Vêtu de chaussures et chaussettes usées, d’une chemise rapiécée à l’intérieur, je paraissais encore plus misérable que dans ma vie précédente. Je me souvenais qu’à cette époque-là, dans ma vie antérieure, je venais tout juste de devenir valet subalterne du domaine Boulanger, serrant dans ma main mon premier salaire. J’étais alors ambitieux, plein de fougue. J’avais dépensé tout mon argent pour des vêtements décents, des livres pour apprendre l’orthographe et l’arithmétique, et même soudoyé un valet supérieur pour qu’il m’enseigne les bonnes manières.

Une journée bien remplie s’achevait enfin. Je marchais sur un sentier de campagne, un panier de pain cuit par la cuisinière à la main.

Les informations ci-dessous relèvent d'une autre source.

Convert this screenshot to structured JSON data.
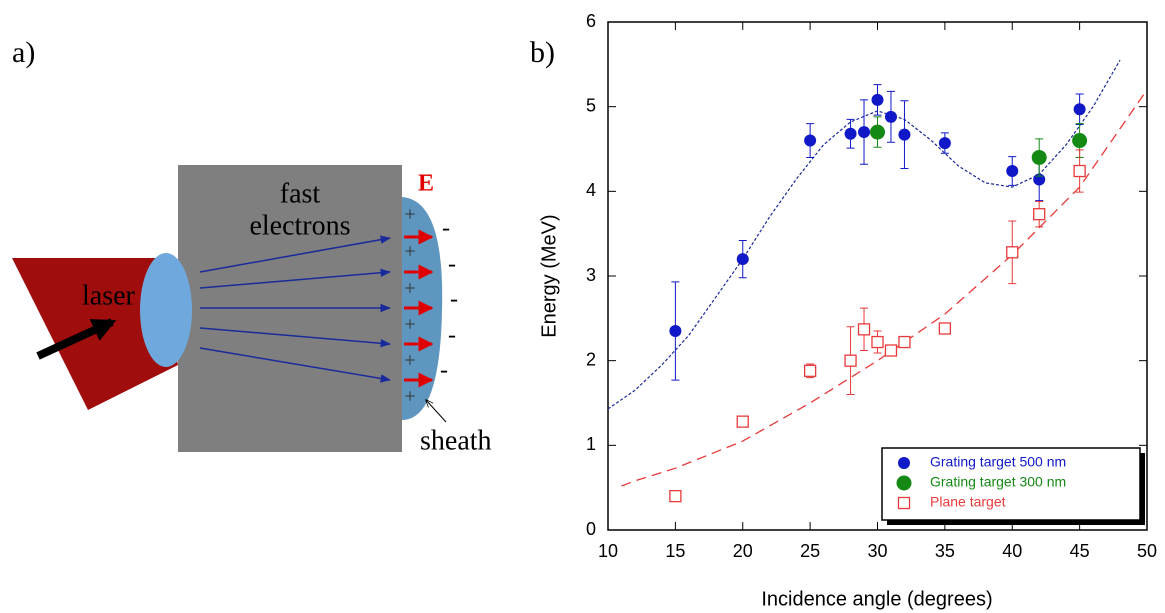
{
  "panel_a": {
    "label": "a)",
    "laser": "laser",
    "fast_electrons": [
      "fast",
      "electrons"
    ],
    "field": "E",
    "sheath": "sheath",
    "plus_signs": [
      "+",
      "+",
      "+",
      "+",
      "+",
      "+"
    ],
    "minus_signs": [
      "-",
      "-",
      "-",
      "-",
      "-"
    ]
  },
  "chart_data": {
    "type": "scatter",
    "panel_label": "b)",
    "x_label": "Incidence angle (degrees)",
    "y_label": "Energy (MeV)",
    "xlim": [
      10,
      50
    ],
    "ylim": [
      0,
      6
    ],
    "xticks": [
      10,
      15,
      20,
      25,
      30,
      35,
      40,
      45,
      50
    ],
    "yticks": [
      0,
      1,
      2,
      3,
      4,
      5,
      6
    ],
    "legend": "lower right",
    "series": [
      {
        "name": "Grating target 500 nm",
        "color": "#1018c8",
        "marker": "circle",
        "x": [
          15,
          20,
          25,
          28,
          29,
          30,
          31,
          32,
          35,
          40,
          42,
          45
        ],
        "values": [
          2.35,
          3.2,
          4.6,
          4.68,
          4.7,
          5.08,
          4.88,
          4.67,
          4.57,
          4.24,
          4.14,
          4.97
        ],
        "errors": [
          0.58,
          0.22,
          0.2,
          0.17,
          0.38,
          0.18,
          0.3,
          0.4,
          0.12,
          0.17,
          0.25,
          0.18
        ]
      },
      {
        "name": "Grating target 300 nm",
        "color": "#148a14",
        "marker": "large-circle",
        "x": [
          30,
          42,
          45
        ],
        "values": [
          4.7,
          4.4,
          4.6
        ],
        "errors": [
          0.18,
          0.22,
          0.2
        ]
      },
      {
        "name": "Plane target",
        "color": "#e83a3a",
        "marker": "open-square",
        "x": [
          15,
          20,
          25,
          28,
          29,
          30,
          31,
          32,
          35,
          40,
          42,
          45
        ],
        "values": [
          0.4,
          1.28,
          1.88,
          2.0,
          2.37,
          2.22,
          2.12,
          2.22,
          2.38,
          3.28,
          3.73,
          4.24
        ],
        "errors": [
          null,
          null,
          0.08,
          0.4,
          0.25,
          0.13,
          null,
          null,
          null,
          0.37,
          0.15,
          0.25
        ]
      }
    ],
    "fit_curves": [
      {
        "color": "#1a2a9a",
        "style": "dotted",
        "x": [
          10,
          12,
          14,
          16,
          18,
          20,
          22,
          24,
          26,
          28,
          30,
          32,
          34,
          36,
          38,
          40,
          42,
          44,
          46,
          48
        ],
        "values": [
          1.43,
          1.65,
          1.95,
          2.3,
          2.75,
          3.2,
          3.7,
          4.15,
          4.55,
          4.82,
          4.95,
          4.85,
          4.6,
          4.3,
          4.1,
          4.05,
          4.2,
          4.55,
          5.0,
          5.55
        ]
      },
      {
        "color": "#e83a3a",
        "style": "dashed",
        "x": [
          11,
          12,
          15,
          20,
          25,
          30,
          35,
          40,
          45,
          50
        ],
        "values": [
          0.52,
          0.58,
          0.73,
          1.05,
          1.5,
          2.0,
          2.55,
          3.25,
          4.05,
          5.2
        ]
      }
    ]
  }
}
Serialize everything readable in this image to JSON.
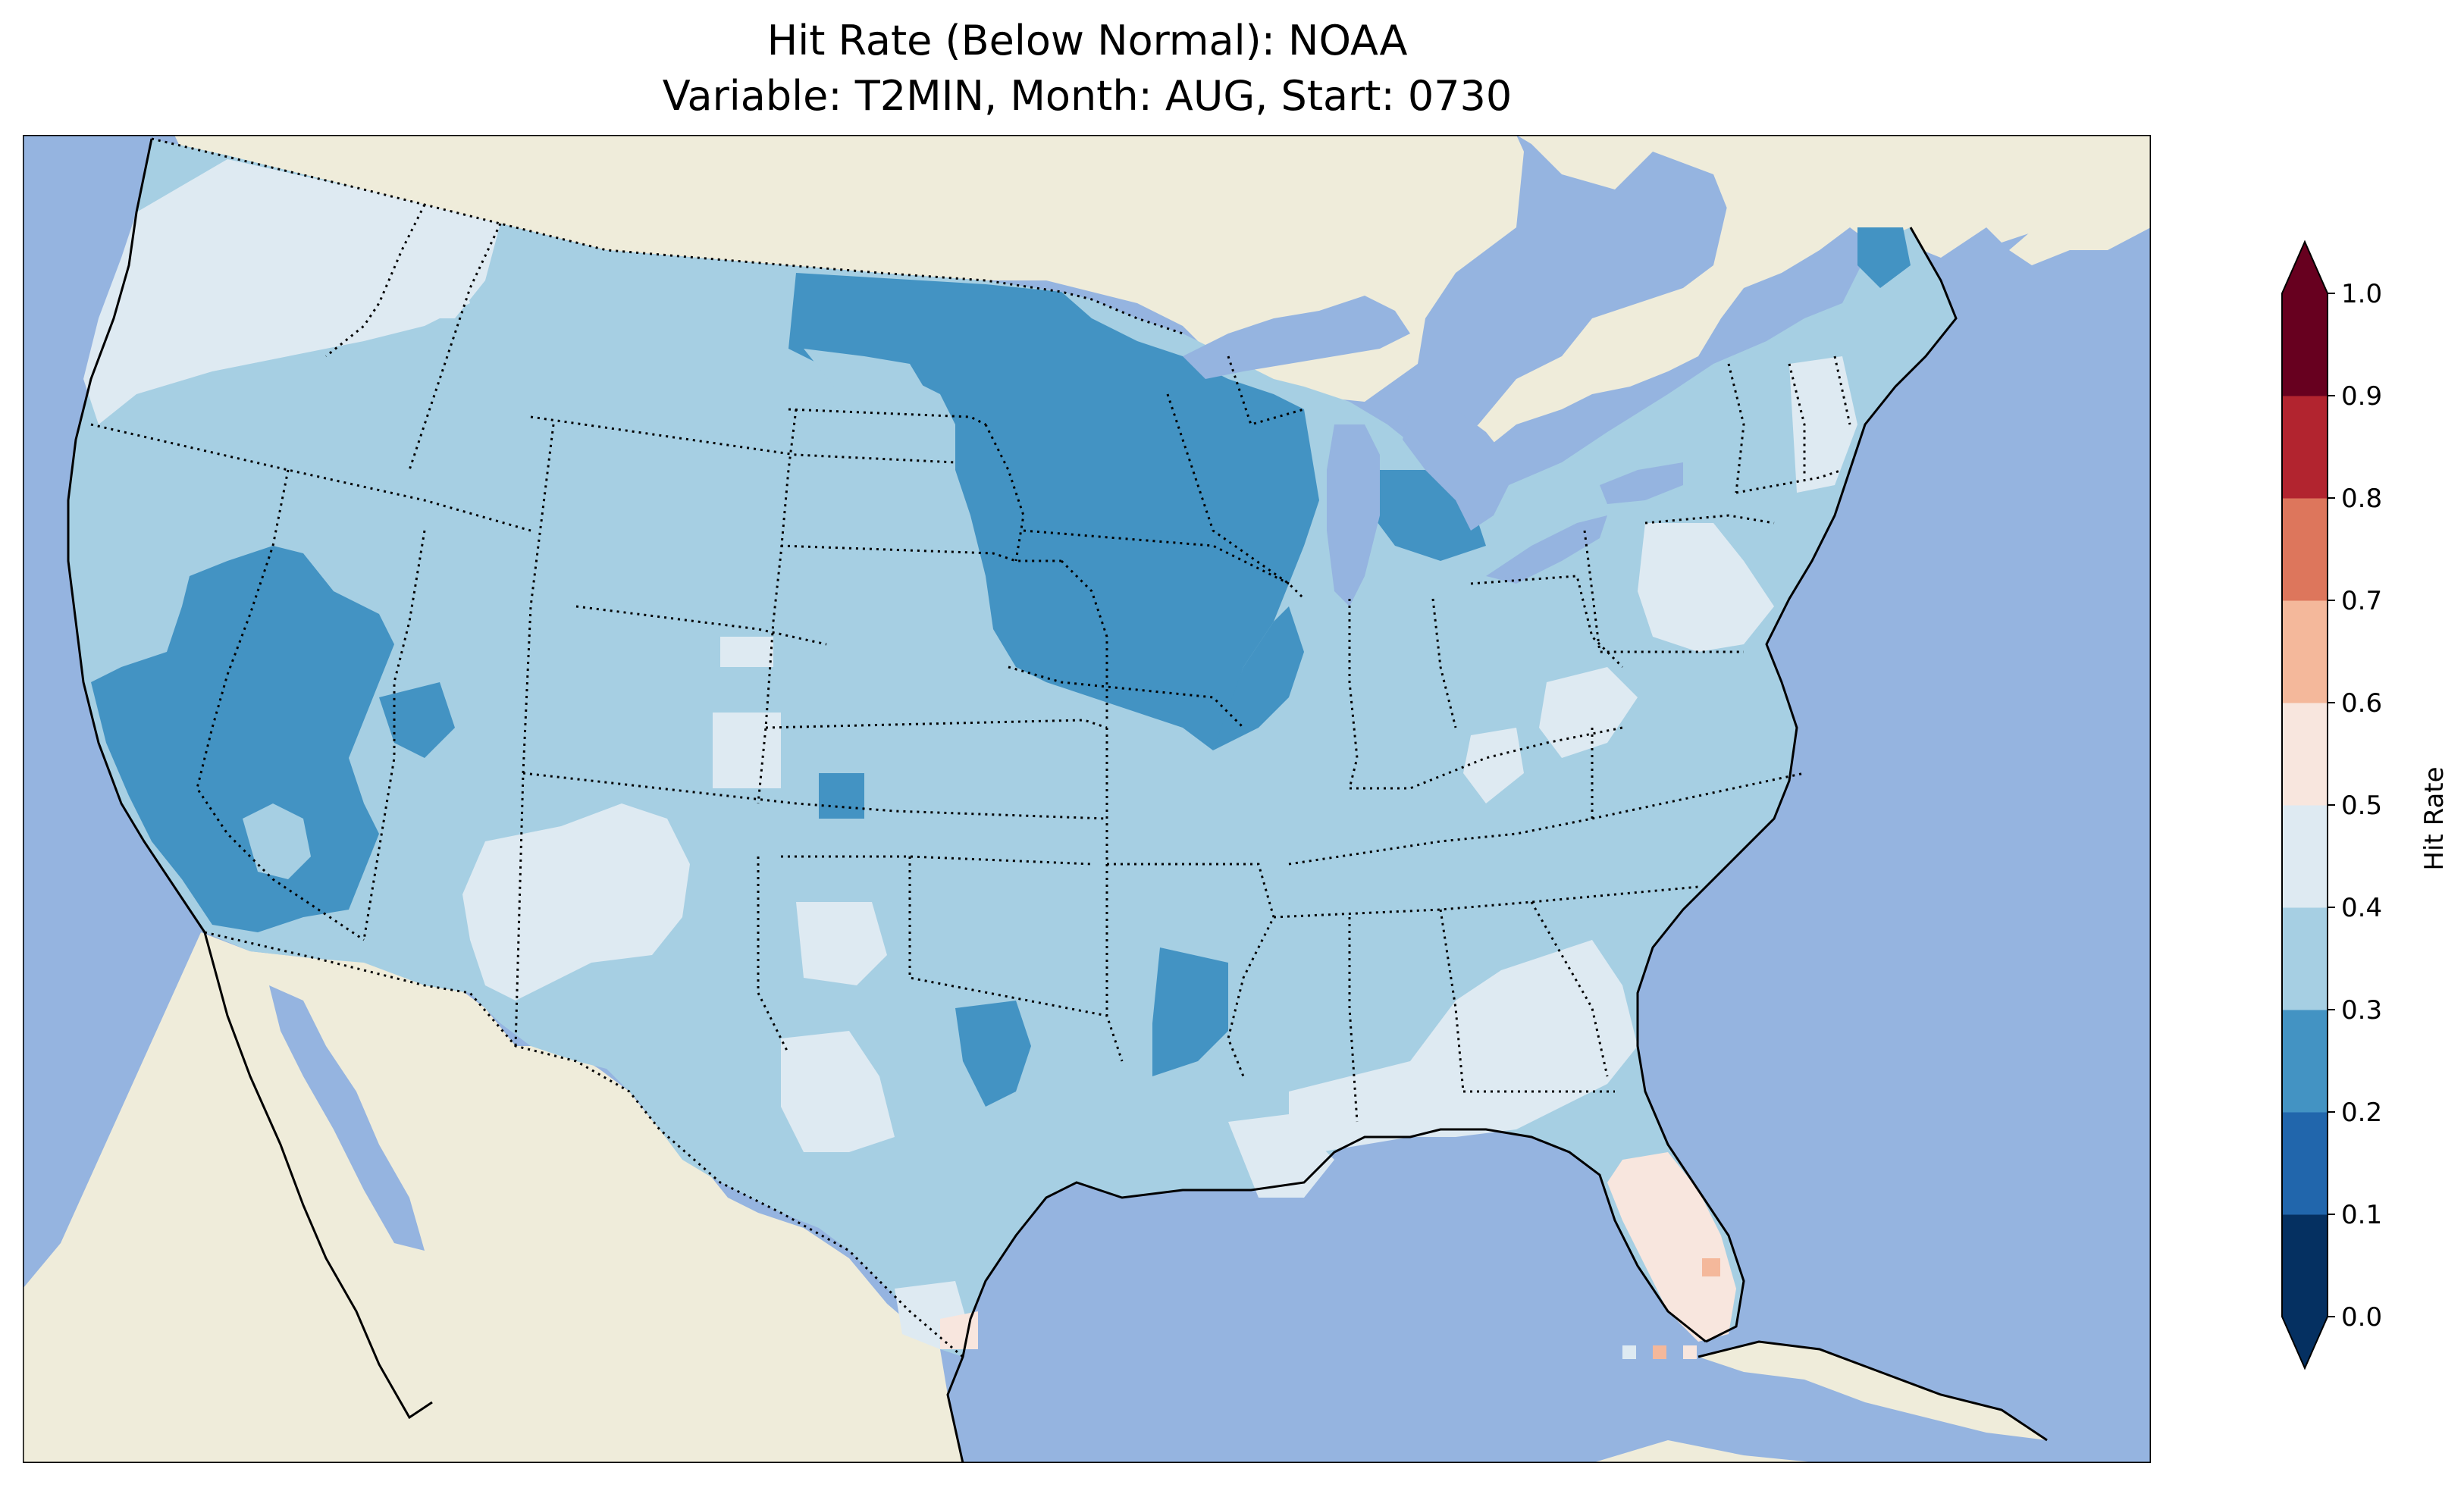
{
  "title": {
    "line1": "Hit Rate (Below Normal): NOAA",
    "line2": "Variable: T2MIN, Month: AUG, Start: 0730"
  },
  "colors": {
    "ocean": "#95b4e0",
    "land": "#efecda",
    "lake": "#95b4e0"
  },
  "colorbar": {
    "label": "Hit Rate",
    "ticks": [
      "0.0",
      "0.1",
      "0.2",
      "0.3",
      "0.4",
      "0.5",
      "0.6",
      "0.7",
      "0.8",
      "0.9",
      "1.0"
    ],
    "bins": [
      {
        "range": [
          0.0,
          0.1
        ],
        "color": "#053061"
      },
      {
        "range": [
          0.1,
          0.2
        ],
        "color": "#2166ac"
      },
      {
        "range": [
          0.2,
          0.3
        ],
        "color": "#4393c3"
      },
      {
        "range": [
          0.3,
          0.4
        ],
        "color": "#a6cfe3"
      },
      {
        "range": [
          0.4,
          0.5
        ],
        "color": "#deeaf2"
      },
      {
        "range": [
          0.5,
          0.6
        ],
        "color": "#f8e6de"
      },
      {
        "range": [
          0.6,
          0.7
        ],
        "color": "#f4b89b"
      },
      {
        "range": [
          0.7,
          0.8
        ],
        "color": "#dd765c"
      },
      {
        "range": [
          0.8,
          0.9
        ],
        "color": "#b2242f"
      },
      {
        "range": [
          0.9,
          1.0
        ],
        "color": "#67001f"
      }
    ],
    "extend": "both"
  },
  "map_data": {
    "region": "Contiguous United States",
    "dominant_value_range": [
      0.3,
      0.4
    ],
    "regions": [
      {
        "area": "Northern Plains / Upper Midwest (MN, IA, WI, eastern ND/SD)",
        "value_range": [
          0.2,
          0.3
        ]
      },
      {
        "area": "California / Nevada interior",
        "value_range": [
          0.2,
          0.3
        ]
      },
      {
        "area": "Pacific Northwest (WA, northern ID)",
        "value_range": [
          0.4,
          0.5
        ]
      },
      {
        "area": "Southwest (NM, eastern AZ, west Texas)",
        "value_range": [
          0.4,
          0.5
        ]
      },
      {
        "area": "Southeast (GA, SC, north FL)",
        "value_range": [
          0.4,
          0.5
        ]
      },
      {
        "area": "Florida peninsula",
        "value_range": [
          0.5,
          0.6
        ]
      },
      {
        "area": "South Florida spots",
        "value_range": [
          0.6,
          0.7
        ]
      },
      {
        "area": "Maine",
        "value_range": [
          0.2,
          0.3
        ]
      }
    ]
  }
}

Le Yorkshire en ce début d’hiver était d’une désolation saisissante, avec ses herbes folles et de rares bergers menant leurs troupeaux. Les moutons noirs paissaient paisiblement, tandis qu’un chien bâtard courait alentour.

Je pris une profonde inspiration, expirant des nuages de vapeur blanche, le bout du nez probablement rougi par le froid, l’étouffement me gagnant. Cette sensation désagréable raviva en moi le souvenir d’une douleur similaire…

Un homme atteint d’une fièvre typhoïde gisait sur un grabat, respirant avec peine. Le prêtre, debout près du lit, demanda : « Es-tu Toker ? » L’homme, haletant, le visage blême, fixa le prêtre avec effroi et murmura avec difficulté : « Mon père… pourquoi êtes-vous ici ? Êtes-vous venu… m’apporter… les derniers sacrements… »

Le prêtre répondit : « Non, je ne te donnerai pas les derniers sacrements, tu vas guérir. Je suis venu simplement pour… Si tu souhaites profiter de ma visite, pour une confession par exemple, j’en serais ravi. Je suis un pasteur, toujours prompt à saisir l’occasion de ramener une brebis égarée. »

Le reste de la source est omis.